The federal government has stepped up its efforts to boost the number of girls and women studying science, technology, engineering and mathematics (STEM) subjects.
Industry minister Karen Andrews marked International Women’s Day with announcements that build on the government’s 2019 Advancing Women in STEM strategy.
The action plan is focused on three areas:
# Accelerating change through government practices
# leading a data-driven approach
# and embedding a culture of evaluation.
The STEM Equity Monitor brings together data from across government in an interactive digital report to show the current state of STEM gender equity. The monitor includes data from primary school to the workforce.
The initiative comes against a backdrop of failure in programmes designed to boost STEM studies in Australia
Figures released by the National Centre for Vocational Education Research (NCVER) show a continuing fall in STEM subject in Australian schools.
In 2018 compared to 2017:
# VET in Schools students decreased by 4.7 per cent
# school-based apprentices and trainees decreased by 8.9 per cent
# students undertaking other VET in Schools programmes decreased by 4.3 per cent.

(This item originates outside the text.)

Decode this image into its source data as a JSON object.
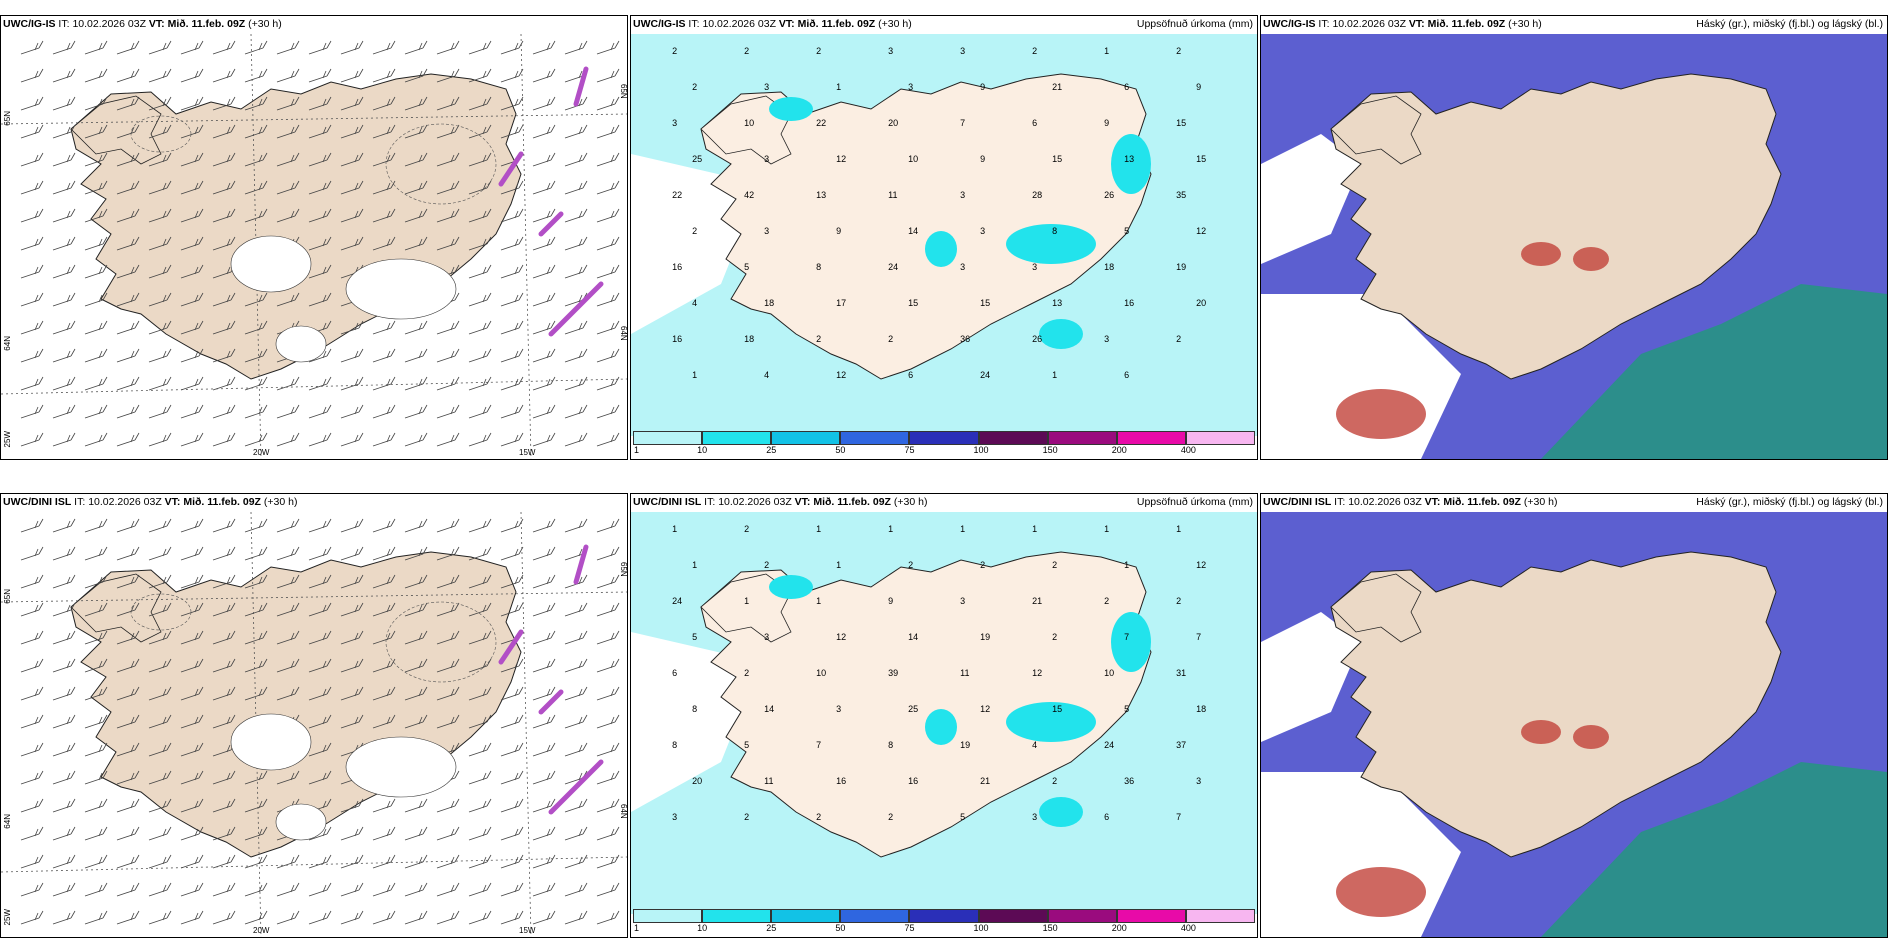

Andrews said: “Gender equity in STEM and improving participation and opportunities for girls and women in these fields will result in significant social, economic and technological benefits for everyone.
“When it comes to our girls, we need to make sure they’re studying STEM subjects so they can be prepared for the jobs of the future – 75 per cent of which will require those skills.
The latest initiative flows from the government’s Women in STEM Decadal Plan which focused on practices, data and evaluation to ‘achieve real change’.